Demonstration against US President Trump's travel ban as protesters gather outside the US Supreme Court following a court issued immigration ruling June 26, 201
Washington, June 27 (RHC)-- U.S. rights groups have harshly criticized the U.S. Supreme Court's decision to uphold President Donald Trump's controversial travel ban on several Muslim-majority countries.
The American Civil Liberties Union (ACLU) and a number of other partner organizations challenged the top court's ruling on Tuesday, denouncing the decision as a historic mistake.
The ruling "will go down in history as one of the Supreme Court's great failures," Omar Jadwat, an attorney with the ACLU, said in a statement.
"The court failed today, and so the public is needed more than ever. We must make it crystal clear to our elected representatives: If you are not taking actions to rescind and dismantle Trump's Muslim ban, you are not upholding this country's most basic principles of freedom and equality," he added.
Nihad Awad, the chief executive officer and founder of the Council on American-Islamic Relations, slammed the decision as extremely disappointing and said it has "taken us back to the dark ages of our society." Awad said: "The Supreme Court decision today has given the Trump administration a free hand to re-inject discrimination against a particular faith back into our immigration system, which was rejected more than 50 years ago."
"The Supreme Court's decision ignored the fact that this president and candidate has targeted a particular faith community which is Muslims here and abroad," he added. Awad called the Trump administration a "white supremacist administration" that injects fear into "faith groups and people of color."
Muslim Advocates, an organization that has filed eight lawsuits related to the entrance policy, said they were totally hopeless but blasted the court battle as just "one fight in a broader battle against Trump's anti-Muslim and anti-immigrant agenda."
The travel ban, the group said, has separated and denied people opportunities to work, travel, study, seek better medical care and will have a ripple effect into other communities.
"This decision puts the basic rights of all Americans at risk. It says that even when an administration is clearly anti-Muslim, when it targets Muslims, when it insults Muslims, and when it puts a policy in place that specifically hurts Muslims - that the Court will let it stand," the group said in a statement. "If it can happen to Muslims, it can happen to anyone."
Meanwhile, U.S. Senate Minority Leader Chuck Schumer said the ruling was wrong and would not make the U.S. any safer. "The president's travel ban doesn't make us safer, and the Supreme Court's ruling doesn't make it right," he said. "This is a backward and un-American policy that fails to improve our national security."
Justice Sonia Sotomayor, who voted against the ruling, said the decision was motivated by "anti-Muslim animus," adding that the verdict fails to address the pain and suffering of countless families and individuals living in the United States. "The Proclamation was driven primarily by anti-Muslim animus, rather than by the Government's asserted national-security justifications," she noted.

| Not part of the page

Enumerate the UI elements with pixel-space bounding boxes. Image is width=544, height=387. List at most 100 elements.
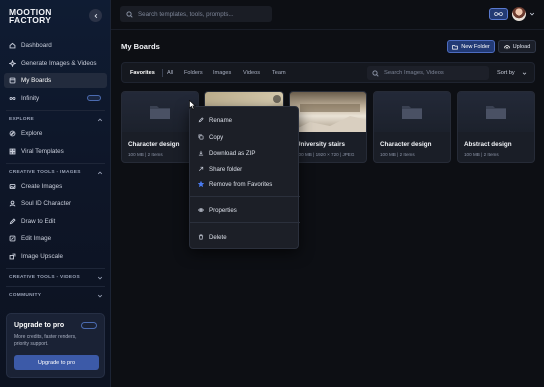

Earlier in the day, the Supreme Court ruled 5-4 in favor of the U.S. president and rejected claims that the travel ban represented unconstitutional religious discrimination, saying it fell "squarely within" the presidential powers.
In a post on Twitter, Trump hailed the verdict as a moment of "profound vindication."
The ruling means the Trump administration can fully enforce its entrance restrictions on most citizens of Iran, Libya, Syria, Yemen, Somalia, Chad and North Korea, along with some groups of people from Venezuela.
The case has been central to the Trump administration's immigration policy, presenting a key test of the president's campaign promise to restrict immigration and "secure" America's borders.
During the 2016 presidential race, Trump campaigned for "a total and complete shutdown" of Muslims entering the United States on the pretext of preventing terrorist attacks.
The U.S. president claims the restrictions are needed to tighten security and prevent terrorist attacks. Opponents say the ban violates the U.S. Constitution because it discriminates against Muslims and certain nationalities.